Many investors fear that Iran’s missile attacks on Israel will escalate and will have a big impact on the price of gold, too.
The ongoing war in Ukraine, global sanctions against Russia, and United States-China tensions have also helped boost interest and investments in gold.
As interest rates have started to fall, a weaker US dollar has also given gold a sizeable boost.
Despite gold’s value as a monetary asset, experts say it is exceedingly difficult to predict how prices will move.
At the start of the year, the London Bullion Market Association surveyed over 20 precious-metals dealers and analysts.
Only one predicted US$2,500 an ounce, while several thought the price would hover around the US$2,300 mark.
As momentum picks up, Swiss banks such as UBS and Lombard Odier continue to recommend gold to long-term investors.
Jeffrey Christian, an analyst at precious-metals consultancy CPM, thinks that the current price of gold has already factored in the impact from global developments such as wars.
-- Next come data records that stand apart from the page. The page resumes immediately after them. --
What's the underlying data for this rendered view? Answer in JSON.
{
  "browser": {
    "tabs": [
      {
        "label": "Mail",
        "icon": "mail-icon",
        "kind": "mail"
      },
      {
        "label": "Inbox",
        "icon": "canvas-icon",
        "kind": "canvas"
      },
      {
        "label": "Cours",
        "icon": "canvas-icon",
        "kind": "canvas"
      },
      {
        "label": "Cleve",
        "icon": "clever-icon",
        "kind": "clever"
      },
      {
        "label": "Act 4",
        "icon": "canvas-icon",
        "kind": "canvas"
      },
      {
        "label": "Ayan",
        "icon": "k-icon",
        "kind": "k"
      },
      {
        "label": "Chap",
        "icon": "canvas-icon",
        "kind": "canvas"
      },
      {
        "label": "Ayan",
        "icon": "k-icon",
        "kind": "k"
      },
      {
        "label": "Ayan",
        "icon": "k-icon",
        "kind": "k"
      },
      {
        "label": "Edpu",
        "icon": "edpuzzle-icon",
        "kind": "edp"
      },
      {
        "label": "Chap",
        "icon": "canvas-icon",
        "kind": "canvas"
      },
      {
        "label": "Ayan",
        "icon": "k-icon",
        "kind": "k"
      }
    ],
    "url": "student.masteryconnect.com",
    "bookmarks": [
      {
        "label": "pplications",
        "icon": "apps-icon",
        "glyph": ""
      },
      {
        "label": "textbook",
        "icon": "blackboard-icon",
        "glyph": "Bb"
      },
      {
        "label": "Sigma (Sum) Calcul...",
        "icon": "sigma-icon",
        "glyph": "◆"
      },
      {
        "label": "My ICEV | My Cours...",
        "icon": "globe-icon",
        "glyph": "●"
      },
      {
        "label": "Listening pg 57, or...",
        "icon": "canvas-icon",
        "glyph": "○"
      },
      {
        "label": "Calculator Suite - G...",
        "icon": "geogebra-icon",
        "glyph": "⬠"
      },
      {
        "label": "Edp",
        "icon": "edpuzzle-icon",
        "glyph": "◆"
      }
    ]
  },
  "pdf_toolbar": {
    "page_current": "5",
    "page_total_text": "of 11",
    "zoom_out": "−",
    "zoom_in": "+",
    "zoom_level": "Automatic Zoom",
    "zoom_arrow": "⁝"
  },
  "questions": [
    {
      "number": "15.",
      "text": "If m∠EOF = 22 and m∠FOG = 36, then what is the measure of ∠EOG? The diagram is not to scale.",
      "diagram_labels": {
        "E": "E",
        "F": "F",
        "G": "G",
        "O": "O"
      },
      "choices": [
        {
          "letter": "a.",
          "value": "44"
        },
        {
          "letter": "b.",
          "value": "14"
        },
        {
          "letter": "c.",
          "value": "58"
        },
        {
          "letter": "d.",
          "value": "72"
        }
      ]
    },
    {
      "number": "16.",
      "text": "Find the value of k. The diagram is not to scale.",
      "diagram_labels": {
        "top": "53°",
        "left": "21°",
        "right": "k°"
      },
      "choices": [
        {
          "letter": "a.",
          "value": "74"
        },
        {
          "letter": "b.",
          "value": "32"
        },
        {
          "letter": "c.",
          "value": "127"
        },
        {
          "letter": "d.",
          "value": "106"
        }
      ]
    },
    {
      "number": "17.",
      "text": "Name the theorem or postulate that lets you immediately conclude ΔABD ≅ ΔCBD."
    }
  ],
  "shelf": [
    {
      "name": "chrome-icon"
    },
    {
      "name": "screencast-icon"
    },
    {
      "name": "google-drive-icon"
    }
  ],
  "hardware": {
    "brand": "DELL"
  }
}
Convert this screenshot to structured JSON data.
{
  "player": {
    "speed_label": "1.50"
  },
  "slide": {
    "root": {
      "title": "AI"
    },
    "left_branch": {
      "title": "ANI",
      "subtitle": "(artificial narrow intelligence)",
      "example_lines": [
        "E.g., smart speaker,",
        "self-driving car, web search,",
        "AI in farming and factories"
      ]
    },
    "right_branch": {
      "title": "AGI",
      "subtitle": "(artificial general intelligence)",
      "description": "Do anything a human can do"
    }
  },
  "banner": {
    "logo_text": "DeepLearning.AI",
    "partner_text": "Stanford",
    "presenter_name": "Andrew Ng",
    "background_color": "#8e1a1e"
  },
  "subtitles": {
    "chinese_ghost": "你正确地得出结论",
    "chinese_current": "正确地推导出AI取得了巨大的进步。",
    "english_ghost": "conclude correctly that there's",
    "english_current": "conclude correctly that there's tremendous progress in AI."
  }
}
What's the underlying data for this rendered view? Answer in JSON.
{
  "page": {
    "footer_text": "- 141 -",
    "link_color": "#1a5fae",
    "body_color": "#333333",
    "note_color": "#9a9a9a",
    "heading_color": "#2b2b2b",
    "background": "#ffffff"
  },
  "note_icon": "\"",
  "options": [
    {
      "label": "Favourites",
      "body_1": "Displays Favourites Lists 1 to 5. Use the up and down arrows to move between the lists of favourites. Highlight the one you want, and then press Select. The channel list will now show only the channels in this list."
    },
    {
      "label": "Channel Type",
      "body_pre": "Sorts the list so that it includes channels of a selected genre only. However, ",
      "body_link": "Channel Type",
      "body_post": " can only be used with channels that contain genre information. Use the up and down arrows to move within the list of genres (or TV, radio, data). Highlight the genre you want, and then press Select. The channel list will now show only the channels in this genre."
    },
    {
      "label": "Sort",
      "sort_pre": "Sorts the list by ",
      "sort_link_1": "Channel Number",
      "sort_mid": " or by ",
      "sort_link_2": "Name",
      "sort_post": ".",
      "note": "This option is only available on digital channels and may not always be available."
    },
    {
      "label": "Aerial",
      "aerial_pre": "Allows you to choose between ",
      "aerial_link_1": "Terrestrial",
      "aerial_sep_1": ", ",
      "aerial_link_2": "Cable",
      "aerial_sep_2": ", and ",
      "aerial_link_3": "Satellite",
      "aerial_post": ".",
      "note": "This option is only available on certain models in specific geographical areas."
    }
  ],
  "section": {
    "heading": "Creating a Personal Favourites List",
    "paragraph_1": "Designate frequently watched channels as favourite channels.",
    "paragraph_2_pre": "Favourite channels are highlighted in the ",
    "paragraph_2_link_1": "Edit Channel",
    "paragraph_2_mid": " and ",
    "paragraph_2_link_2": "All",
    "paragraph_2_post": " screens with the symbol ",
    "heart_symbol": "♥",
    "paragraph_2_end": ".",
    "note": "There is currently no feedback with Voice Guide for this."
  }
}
After gold began to surge from just under US$2,000 an ounce in February, he noted that central banks started to reduce their purchases of the metal.
Some central banks, including the Monetary Authority of Singapore, began to take profits when gold went past US$2,400 an ounce, he added.
Meanwhile, jewellery firms in India, Hong Kong, Taiwan, Singapore and elsewhere are finding themselves under acute pressure as they try to counter the steep price of gold.
Analysts said that many firms are adjusting the mix between gold and the much-cheaper silver and platinum in their jewellery designs, in an effort to keep prices of the finished products lower.
All eyes are still firmly on the gold market in India – the world’s second-largest gold consumer after China – after the federal government in July said that it would slash the import duty on the metal from 15 per cent to 6 per cent.
The move helped to ease sky-high prices and give the commodity a much-needed boost in demand ahead of the year-end festive season, when it is considered auspicious to purchase bullion.